The vitreous body is a clear, transparent gel that fills the space between the retina and the lens that adheres to the retina. Its function is to maintain the shape and turgidity of the eye and to permit passage of light rays to the retina.
Refractive media include all transparent structures through which light rays must pass to reach the retina, such as the cornea, anterior chamber, lens, and vitreous body.
The retina is the innermost layer of the eyeball, which is composed of photoreceptor cells. In the posterior pole, a shallow depression is termed the fovea centralis (see the following image). This area is the point of greatest visual acuity. This area is composed of only cones. Around the fovea is an area containing yellow pigment termed the macula lutea.
The layers of the retina are as follows:
Pigment epithelium (layer closest to the choroid layer)
Layer of rods and cones
External limiting membrane
Outer nuclear layer
Outer plexiform layer
Inner nuclear layer
Inner plexiform layer
Ganglion cell layer
Optic nerve fiber layer
Internal limiting membrane (layer closest to the vitreous body)

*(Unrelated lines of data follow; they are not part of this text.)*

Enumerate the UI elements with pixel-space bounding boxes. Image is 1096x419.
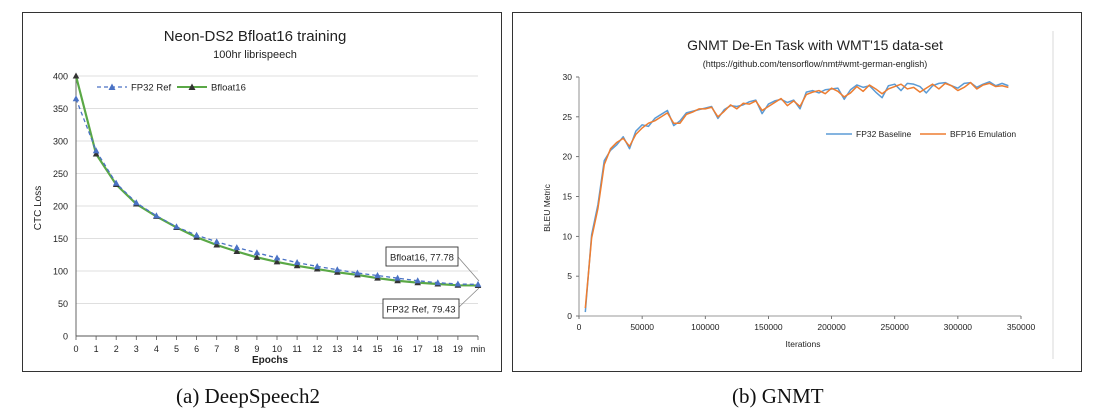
gnmt-ytick-label: 5 bbox=[567, 271, 572, 281]
ds2-point-0 bbox=[112, 179, 120, 186]
gnmt-ytick-label: 0 bbox=[567, 311, 572, 321]
ds2-ytick-label: 250 bbox=[53, 169, 68, 179]
ds2-point-1 bbox=[233, 248, 241, 254]
ds2-xtick-label: 1 bbox=[94, 344, 99, 354]
chart-panel-gnmt: GNMT De-En Task with WMT'15 data-set (ht… bbox=[512, 12, 1082, 372]
ds2-xtick-label: 13 bbox=[332, 344, 342, 354]
ds2-xtick-label: 7 bbox=[214, 344, 219, 354]
chart-panel-deepspeech2: Neon-DS2 Bfloat16 training 100hr librisp… bbox=[22, 12, 502, 372]
ds2-point-0 bbox=[233, 244, 241, 251]
gnmt-chart-svg: GNMT De-En Task with WMT'15 data-set (ht… bbox=[542, 31, 1054, 359]
ds2-chart-title: Neon-DS2 Bfloat16 training bbox=[164, 28, 347, 45]
gnmt-legend-bfp16: BFP16 Emulation bbox=[950, 129, 1016, 139]
caption-deepspeech2: (a) DeepSpeech2 bbox=[176, 384, 321, 408]
gnmt-xlabel: Iterations bbox=[786, 339, 821, 349]
ds2-point-0 bbox=[213, 238, 220, 245]
ds2-xtick-label: 8 bbox=[234, 344, 239, 354]
ds2-point-1 bbox=[273, 258, 281, 265]
ds2-point-0 bbox=[92, 147, 100, 154]
gnmt-ytick-label: 25 bbox=[563, 112, 573, 122]
ds2-annotation-fp32: FP32 Ref, 79.43 bbox=[386, 305, 455, 316]
ds2-point-0 bbox=[454, 280, 462, 287]
ds2-xtick-label: 9 bbox=[254, 344, 259, 354]
gnmt-xtick-label: 100000 bbox=[691, 322, 720, 332]
ds2-xtick-label: 2 bbox=[114, 344, 119, 354]
ds2-xtick-label: 6 bbox=[194, 344, 199, 354]
ds2-point-0 bbox=[153, 212, 160, 219]
ds2-point-1 bbox=[92, 150, 100, 157]
ds2-xtick-label: min bbox=[471, 344, 486, 354]
ds2-legend-bfloat16: Bfloat16 bbox=[211, 83, 246, 94]
gnmt-xtick-label: 250000 bbox=[881, 322, 910, 332]
ds2-xtick-label: 12 bbox=[312, 344, 322, 354]
ds2-xtick-label: 16 bbox=[393, 344, 403, 354]
gnmt-series-line-1 bbox=[584, 81, 1009, 309]
gnmt-ytick-label: 10 bbox=[563, 231, 573, 241]
gnmt-xtick-label: 350000 bbox=[1007, 322, 1036, 332]
ds2-xtick-label: 17 bbox=[413, 344, 423, 354]
ds2-ytick-label: 300 bbox=[53, 137, 68, 147]
ds2-ytick-label: 400 bbox=[53, 72, 68, 82]
gnmt-ytick-label: 20 bbox=[563, 152, 573, 162]
ds2-xtick-label: 10 bbox=[272, 344, 282, 354]
gnmt-xtick-label: 300000 bbox=[944, 322, 973, 332]
ds2-point-0 bbox=[374, 272, 381, 279]
ds2-point-1 bbox=[72, 72, 80, 79]
ds2-ytick-label: 150 bbox=[53, 234, 68, 244]
caption-gnmt: (b) GNMT bbox=[732, 384, 824, 408]
ds2-point-0 bbox=[273, 254, 281, 261]
ds2-xtick-label: 18 bbox=[433, 344, 443, 354]
gnmt-series-line-0 bbox=[584, 81, 1009, 313]
ds2-point-0 bbox=[193, 231, 200, 238]
ds2-point-1 bbox=[213, 241, 220, 248]
gnmt-legend-fp32: FP32 Baseline bbox=[856, 129, 912, 139]
ds2-point-0 bbox=[414, 277, 421, 284]
gnmt-xtick-label: 0 bbox=[577, 322, 582, 332]
ds2-xtick-label: 5 bbox=[174, 344, 179, 354]
ds2-point-0 bbox=[133, 199, 140, 206]
ds2-xtick-label: 4 bbox=[154, 344, 159, 354]
ds2-point-0 bbox=[354, 269, 361, 276]
ds2-ytick-label: 350 bbox=[53, 104, 68, 114]
ds2-xtick-label: 3 bbox=[134, 344, 139, 354]
gnmt-ylabel: BLEU Metric bbox=[542, 183, 552, 231]
gnmt-chart-subtitle: (https://github.com/tensorflow/nmt#wmt-g… bbox=[703, 59, 928, 69]
ds2-point-1 bbox=[293, 262, 301, 269]
ds2-xtick-label: 19 bbox=[453, 344, 463, 354]
ds2-point-0 bbox=[394, 274, 401, 281]
ds2-ytick-label: 0 bbox=[63, 332, 68, 342]
ds2-ylabel: CTC Loss bbox=[33, 186, 44, 230]
ds2-annotation-bfloat16: Bfloat16, 77.78 bbox=[390, 253, 454, 264]
gnmt-xtick-label: 200000 bbox=[817, 322, 846, 332]
ds2-chart-svg: Neon-DS2 Bfloat16 training 100hr librisp… bbox=[33, 28, 486, 366]
ds2-xtick-label: 11 bbox=[292, 344, 301, 354]
ds2-point-0 bbox=[334, 266, 341, 273]
ds2-point-0 bbox=[474, 280, 482, 287]
ds2-xtick-label: 0 bbox=[73, 344, 78, 354]
ds2-xlabel: Epochs bbox=[252, 355, 289, 366]
gnmt-xtick-label: 50000 bbox=[630, 322, 654, 332]
ds2-point-0 bbox=[173, 223, 180, 230]
ds2-ytick-label: 100 bbox=[53, 267, 68, 277]
ds2-point-0 bbox=[253, 249, 261, 256]
ds2-point-1 bbox=[253, 253, 261, 260]
ds2-point-0 bbox=[313, 262, 321, 269]
ds2-point-0 bbox=[434, 279, 442, 286]
ds2-xtick-label: 15 bbox=[372, 344, 382, 354]
ds2-point-0 bbox=[293, 259, 301, 266]
ds2-point-0 bbox=[72, 95, 80, 102]
gnmt-xtick-label: 150000 bbox=[754, 322, 783, 332]
gnmt-ytick-label: 15 bbox=[563, 192, 573, 202]
ds2-legend-fp32: FP32 Ref bbox=[131, 83, 171, 94]
gnmt-chart-title: GNMT De-En Task with WMT'15 data-set bbox=[687, 37, 943, 53]
ds2-ytick-label: 200 bbox=[53, 202, 68, 212]
ds2-xtick-label: 14 bbox=[352, 344, 362, 354]
ds2-chart-subtitle: 100hr librispeech bbox=[213, 49, 297, 61]
gnmt-ytick-label: 30 bbox=[563, 72, 573, 82]
ds2-ytick-label: 50 bbox=[58, 299, 68, 309]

The pigment epithelium is a single layer of polygonal cells regular in shape. The nuclei are spherical and lie toward the cell base. Numerous melanin granules are seen. Functionally, the pigment epithelium absorbs light and prevents reflection, and it is also involved in the nutrition of photoreceptors. The pigment epithelium is essential for the formation of rhodopsin and its movement by storing and releasing vitamin A, a rhodopsin precursor.
Layer of rods and cones
Rods are slender, cylindrical cells and number about 130 x 106. Cones have a flask shape and number about 67 x 106. Nuclei in the cones are larger than those of the rods, and they are also less dense. They do not contain rhodopsin but have pigment that is sensitive to blue, green, and red light.
External and internal limiting membrane
The external limiting membrane supports the photoreceptor cells. The internal limiting membrane is the basal lamina of the Muller cells, separating the retina from the vitreous body.
Outer and inner nuclear layers
The outer nuclear layer is composed of the nucleated portion of the rod and cone cells. The inner nuclear layer contains the cell bodies and nuclei of the bipolar neurons as well as supporting cells named Muller cells.
Outer and inner plexiform layers
The outer plexiform layer contains synapses made between the rod and cone cells and the bipolar cells. The inner plexiform layer contains the synapses between the bipolar neurons and the ganglionic cells.
Ganglion cell layer
The ganglion cell layer contains cell bodies and nuclei of the ganglion cells. Neuroglia are also present.
Optic nerve fibers
The optic nerve fibers contain axons of the ganglion cells that pass radially to form the optic nerve.